Fallen Leaves: the new romance
He doesn’t know her name, which she promises to tell him next time they meet. In the old-fashioned way, she waits by the phone for him to call. She visits the theatre they’d gone to, to watch a film, and spots him in the cigarette butts left lying by the door. They again run into each other at the cinema, and this time he takes her number, puts it into his wallet, puts that into his pocket, and as an afterthought zips the pocket. She jokes that he must be careful not to get robbed. Even as they prepare to meet each other, news of the war keeps pouring in. Kaurismaki’s style makes it almost impossible not to feel compassion for the two characters attempting to get out of their lives for long enough to think about the war, but always getting pulled back into the immediacy of it.
Their first date is good until it seems to Ansa that Holappa is more interested in drinking than in her (she describes this later to a friend saying ‘he thinks my flat is a pub’), and she herself doesn’t like drunks because she lost her father and her grandfather to it. Her mother, she says wryly, died of the grief. And so he leaves. She complains to her friend about the unfairness of it all, and he goes back to the bar. She gets a job at a construction site and eats her lunch alone on a tar greased ladder. He gets kicked out of his job and has to give up his room and take up one at what seems like a halfway house. Again, in an old-fashioned way he realises his love for Ansa while smoking cigarettes alone in his room and empties the contents of his alcohol bottles in the basin. He calls her to apologise and she asks him to come over. But he doesn’t arrive.
The last fifteen minutes of Fallen Leaves is ironically almost pain-free, and by the end of it he sprints towards his life with Ansa and a stray dog she adopted in her loneliness. Interestingly the dog is able to fit into her single life easily, occupying her house, and even her single bed.
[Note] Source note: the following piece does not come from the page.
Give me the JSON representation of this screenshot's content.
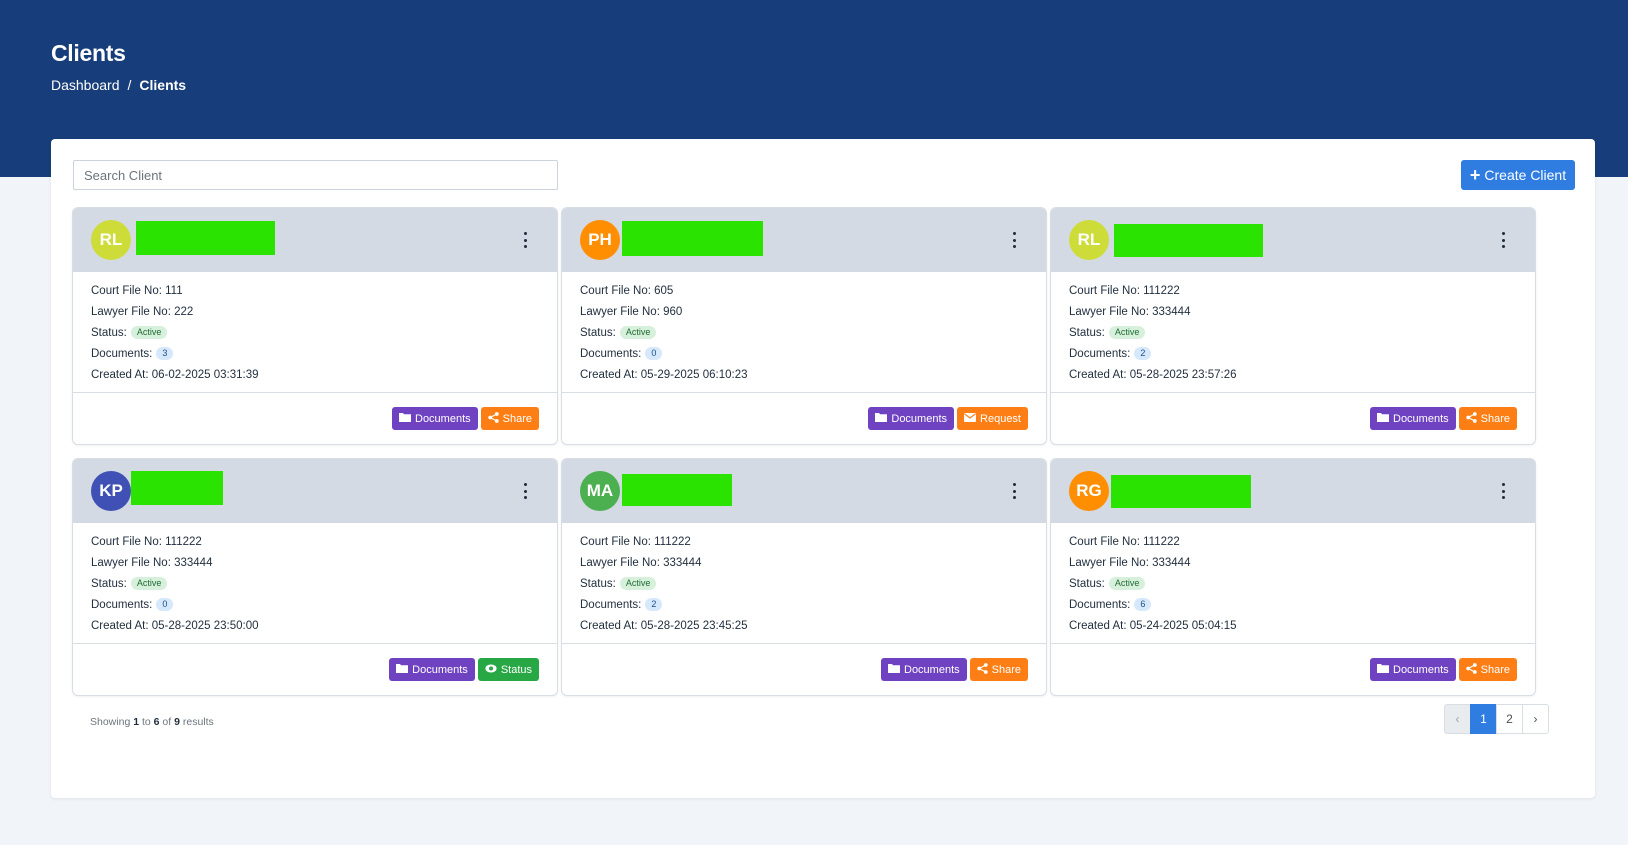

In the absence of any of the material markers of contemporary life for working class folks, Kaurismaki is able to delve into the aesthetics of it, the rich inner lives of his characters.
Fallen Leaves is a commentary on not only the loneliness of life today, amidst the busy nature of what constitutes it, but also amidst a world struck by war. Scenes of heavy machinery symbolise state-sponsored development schemes, but the machines stand still, not moving, seemingly despairing about the use of development when the world seems to be falling apart. Fallen Leaves is interesting for more than its style, for what it says about the ways in which life tends to carry on, against forces that seem eager to destroy it.